The album is nearing readiness. The guitars I recorded over a couple of days in In August 2012 at the now demolished Bow Lane Studios have been embellished by more guitars, drums and bass, a lead vocal supported by layers of backing vocals, mandolin, banjo, fiddle, piano, and an orchestral score. As time passed and the right players came to the project, it seemed that room opened up for more melodies. Although we play as whichever band is available or necessary for the gig, it is the ambition of us Balladeers to play these songs at least once accompanied by a full orchestra and choir. 

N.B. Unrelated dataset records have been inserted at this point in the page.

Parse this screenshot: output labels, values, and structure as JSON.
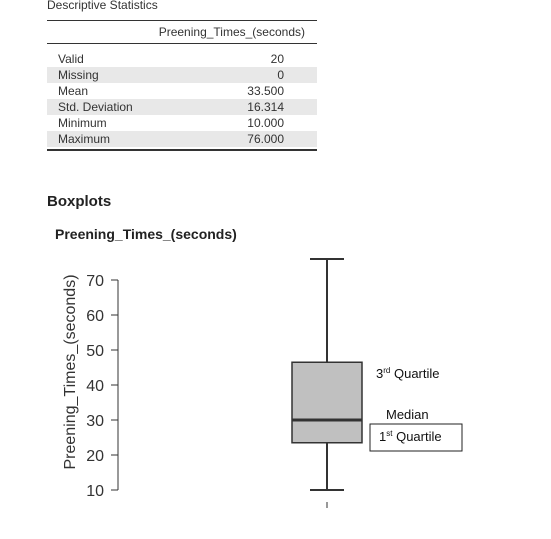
{
  "descriptive_statistics": {
    "title": "Descriptive Statistics",
    "column_header": "Preening_Times_(seconds)",
    "rows": [
      {
        "label": "Valid",
        "value": "20"
      },
      {
        "label": "Missing",
        "value": "0"
      },
      {
        "label": "Mean",
        "value": "33.500"
      },
      {
        "label": "Std. Deviation",
        "value": "16.314"
      },
      {
        "label": "Minimum",
        "value": "10.000"
      },
      {
        "label": "Maximum",
        "value": "76.000"
      }
    ]
  },
  "boxplots": {
    "section_title": "Boxplots",
    "plot_title": "Preening_Times_(seconds)",
    "annotations": {
      "third_quartile": {
        "ord": "rd",
        "text": "3",
        "suffix": " Quartile"
      },
      "median": "Median",
      "first_quartile": {
        "ord": "st",
        "text": "1",
        "suffix": " Quartile"
      }
    }
  },
  "chart_data": {
    "type": "box",
    "title": "Preening_Times_(seconds)",
    "ylabel": "Preening_Times_(seconds)",
    "ylim": [
      10,
      76
    ],
    "yticks": [
      10,
      20,
      30,
      40,
      50,
      60,
      70
    ],
    "box": {
      "min": 10,
      "q1": 23.5,
      "median": 30,
      "q3": 46.5,
      "max": 76
    },
    "colors": {
      "box_fill": "#c0c0c0",
      "stroke": "#333333"
    }
  }
}
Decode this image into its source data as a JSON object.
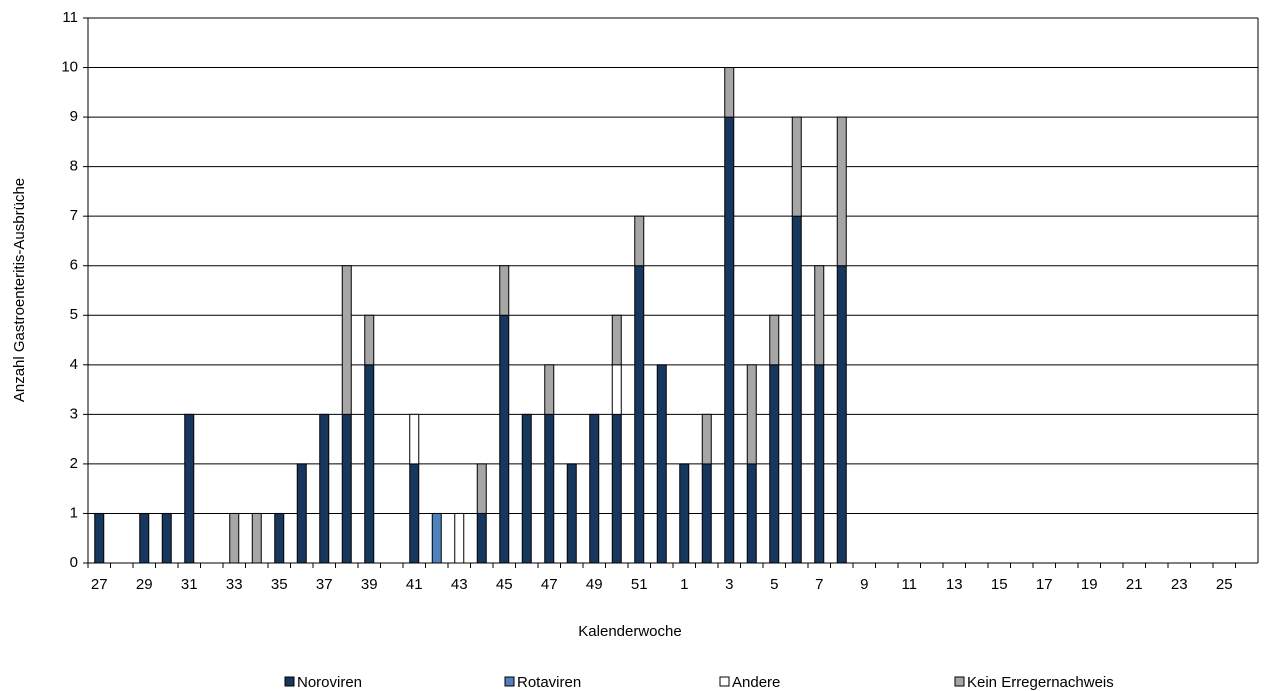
{
  "chart_data": {
    "type": "stacked-bar",
    "x_label": "Kalenderwoche",
    "y_label": "Anzahl Gastroenteritis-Ausbrüche",
    "categories": [
      "27",
      null,
      "29",
      null,
      "31",
      null,
      "33",
      null,
      "35",
      null,
      "37",
      null,
      "39",
      null,
      "41",
      null,
      "43",
      null,
      "45",
      null,
      "47",
      null,
      "49",
      null,
      "51",
      null,
      "1",
      null,
      "3",
      null,
      "5",
      null,
      "7",
      null,
      "9",
      null,
      "11",
      null,
      "13",
      null,
      "15",
      null,
      "17",
      null,
      "19",
      null,
      "21",
      null,
      "23",
      null,
      "25",
      null
    ],
    "series": [
      {
        "name": "Noroviren",
        "color": "#17375e",
        "values": [
          1,
          0,
          1,
          1,
          3,
          0,
          0,
          0,
          1,
          2,
          3,
          3,
          4,
          0,
          2,
          0,
          0,
          1,
          5,
          3,
          3,
          2,
          3,
          3,
          6,
          4,
          2,
          2,
          9,
          2,
          4,
          7,
          4,
          6,
          0,
          0,
          0,
          0,
          0,
          0,
          0,
          0,
          0,
          0,
          0,
          0,
          0,
          0,
          0,
          0,
          0,
          0
        ]
      },
      {
        "name": "Rotaviren",
        "color": "#4f81bd",
        "values": [
          0,
          0,
          0,
          0,
          0,
          0,
          0,
          0,
          0,
          0,
          0,
          0,
          0,
          0,
          0,
          1,
          0,
          0,
          0,
          0,
          0,
          0,
          0,
          0,
          0,
          0,
          0,
          0,
          0,
          0,
          0,
          0,
          0,
          0,
          0,
          0,
          0,
          0,
          0,
          0,
          0,
          0,
          0,
          0,
          0,
          0,
          0,
          0,
          0,
          0,
          0,
          0
        ]
      },
      {
        "name": "Andere",
        "color": "#ffffff",
        "values": [
          0,
          0,
          0,
          0,
          0,
          0,
          0,
          0,
          0,
          0,
          0,
          0,
          0,
          0,
          1,
          0,
          1,
          0,
          0,
          0,
          0,
          0,
          0,
          1,
          0,
          0,
          0,
          0,
          0,
          0,
          0,
          0,
          0,
          0,
          0,
          0,
          0,
          0,
          0,
          0,
          0,
          0,
          0,
          0,
          0,
          0,
          0,
          0,
          0,
          0,
          0,
          0
        ]
      },
      {
        "name": "Kein Erregernachweis",
        "color": "#a6a6a6",
        "values": [
          0,
          0,
          0,
          0,
          0,
          0,
          1,
          1,
          0,
          0,
          0,
          3,
          1,
          0,
          0,
          0,
          0,
          1,
          1,
          0,
          1,
          0,
          0,
          1,
          1,
          0,
          0,
          1,
          1,
          2,
          1,
          2,
          2,
          3,
          0,
          0,
          0,
          0,
          0,
          0,
          0,
          0,
          0,
          0,
          0,
          0,
          0,
          0,
          0,
          0,
          0,
          0
        ]
      }
    ],
    "ylim": [
      0,
      11
    ],
    "yticks": [
      0,
      1,
      2,
      3,
      4,
      5,
      6,
      7,
      8,
      9,
      10,
      11
    ],
    "grid": true,
    "legend": "bottom"
  }
}
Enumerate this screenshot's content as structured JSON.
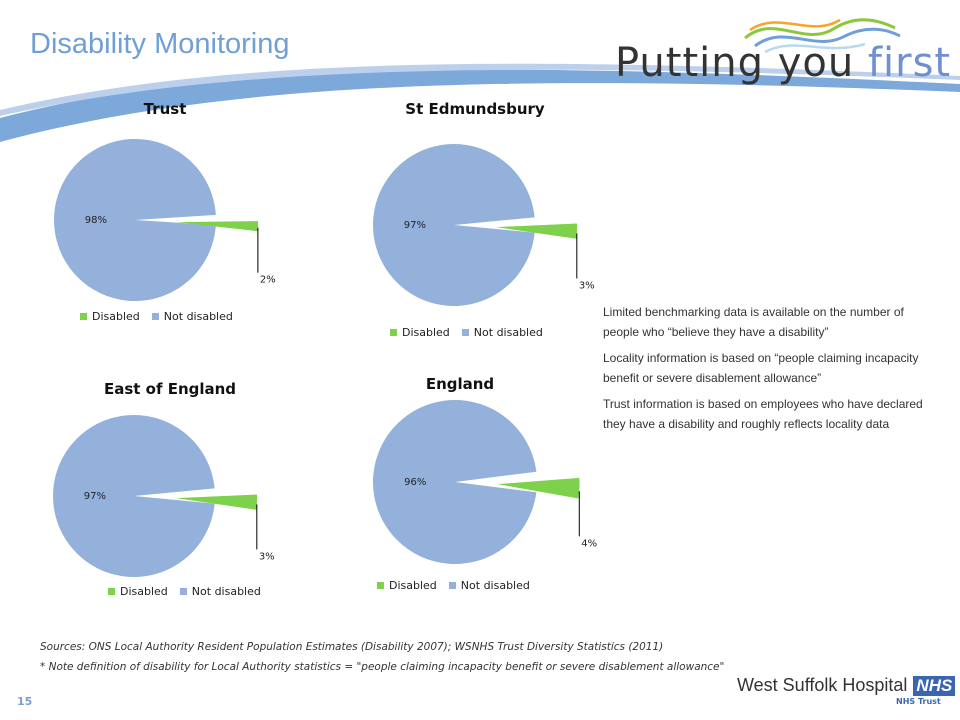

As the songs came to me from the sea we want to give something back. All profits from music sales will be donated to the RNLI. My grandad, my Pop, was a fisherman out of Howth and a lifeboatman buried with flags of both country and purpose. If I can do anything with this project, it is to help those who continue his tradition. The savers of souls. 

If you have a mind to follow my mind for a little while, join up on our little journey here. Happy new post-wobble orbit now that the northern hemisphere is lengthening our days’ access to sunlight. 2020 has a nice ring to it, don’t you think?